近年問題視されている社会現象の一つに、「自殺」の問題があります。内閣府のデータによりますと、昨年、平成24年中のわが国の自殺者は、27,858人。平成10年から23年までは3万人を越えて推移していますから、やや減少したとは言うものの、交通事故でお亡くなりになった方の6倍以上の数になる事からも分かると通り、相変わらず目を覆いたくなる数と言わなければならないでしょう。現代社会の抱える闇の一端を見る気がいたします。
痛ましいことです。今、痛ましいことと申し上げましたが、では、自らいのちを断つという行為が、なぜ、そんなに痛ましいことなのでしょうか。身勝手な行為で、人様に迷惑がかかるからと言う方もあるかもしれません。
ではもし、自殺をされた方に、その人を心配してくれる身内や友人も無く、誰にも迷惑をかけず、人知れずひっそりとジャングルの奥地ででもお亡くなりになったならば、どうでしょうか。そういう条件なら、それは、その人のいのちだから、その人の判断に任せるしかない、そんな理屈も成り立ってしまう気がしないでもありません。しかし、いのちを考える上では、そうは簡単にわりきれない感情があります。やはり、自殺という行為自体を断じて見逃すことが出来ない何かがあります。この感情の正体は一体何なのでしょうか。
ノンフィクション作家、高橋秀実さんの『からくり民主主義』という本の中にこんなことが、紹介されていました。富士山青木が原、密林のように木の生い茂った樹海と呼ばれるところで自殺を試みた人の話です。地元の人が捜索していると中年男性が助けを求めてきたというのです。高い枯れ木にロープをかけ、首を吊ろうとした瞬間にポキッと折れ、地面に落ちたと。村人が「大丈夫か?」と問うと、本人は「びっくりしました。死ぬかと思いました」と答えたというのです。ラジオをお聴きの皆さんの失笑をかったかもしれませんが、本気で笑えない実話なのです。
しかしこのエピソードの中に、「いのちは、誰のものか」を考えるヒントがあるような気がいたします。
つまりは、この方が脳で考えていたいのちと、実際にわが身、身体に生きていたいのちとは、別物だったということではないでしょうか。
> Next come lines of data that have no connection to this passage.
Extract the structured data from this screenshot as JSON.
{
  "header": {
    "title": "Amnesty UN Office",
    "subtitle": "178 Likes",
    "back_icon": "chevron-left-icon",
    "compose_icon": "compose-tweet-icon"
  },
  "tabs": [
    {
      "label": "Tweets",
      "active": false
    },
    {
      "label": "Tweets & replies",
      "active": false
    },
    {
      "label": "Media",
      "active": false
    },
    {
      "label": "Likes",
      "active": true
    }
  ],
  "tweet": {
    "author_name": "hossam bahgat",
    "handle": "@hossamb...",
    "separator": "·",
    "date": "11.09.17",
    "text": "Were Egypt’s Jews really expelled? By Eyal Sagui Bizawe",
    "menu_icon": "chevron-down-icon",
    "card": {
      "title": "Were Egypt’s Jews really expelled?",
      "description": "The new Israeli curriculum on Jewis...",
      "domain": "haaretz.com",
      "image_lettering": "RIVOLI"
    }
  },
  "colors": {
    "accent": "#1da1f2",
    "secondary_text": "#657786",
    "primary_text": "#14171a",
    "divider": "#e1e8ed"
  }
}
私たちが、普段、頭で考えているいのちは、私物化したいのちに他なりません。だから、極論を言えば、わが判断で、わがいのちを絶つ、ということが起こりうるのでしょう。しかし、いざ、木の枝が折れて、地面に身体がしこたま叩きつけられてみれば、身から出た言葉は、思ってもみない「死ぬかと思った」という言葉だった。わが身に生きている本当のいのちは、脳とは正反対に、一息たりとも無駄にすることなく生き続けようと働いていたと気づいた、ということでしょう。
それは、過去、量ることの出来ないご先祖様、ご先祖と言っても人間だけではありません。猿も、ゴキブリも、魚も、草も、みずすましも、海草も、珊瑚も。無数の先達によってこの身に届いてくださっているいのちでありましょう。
また、他のいのちを頂かねば生きていけないことが示す様に、あるいは、私の身体に数え切れない微生物が住んでいて、お互いのいのちを支えあっているように、今、同じ時を生きている、すべてのいのちとひとつに、共に生きていると。今、話をしている私もまた、今、聞いてくださっているあなたによって成り立っている、そういった無数の縁によって成り立つ、ひとつのいのちであると。
いのちは、私が思い及ぶような小さなものでも、固有のものでもないのだと、親鸞聖人はお釈迦様の言葉から『無量寿』=量ることの出来ないいのち、といただかれたのです。言い換えればそれは、仏様のいのちとしか言いようのないいのちです。私たち真宗の頂き方で申せば、阿弥陀様のいのちがこの身に生きてくださっているのです。だから、いのちは尊いと断言できるのではないでしょうか。無駄にしてはいけないと言えるのではないでしょうか。
私たち真宗大谷派、東本願寺では、2011年に宗祖親鸞聖人750回御遠忌をお勤めし、そのテーマに「今、いのちがあなたを生きている」を掲げています。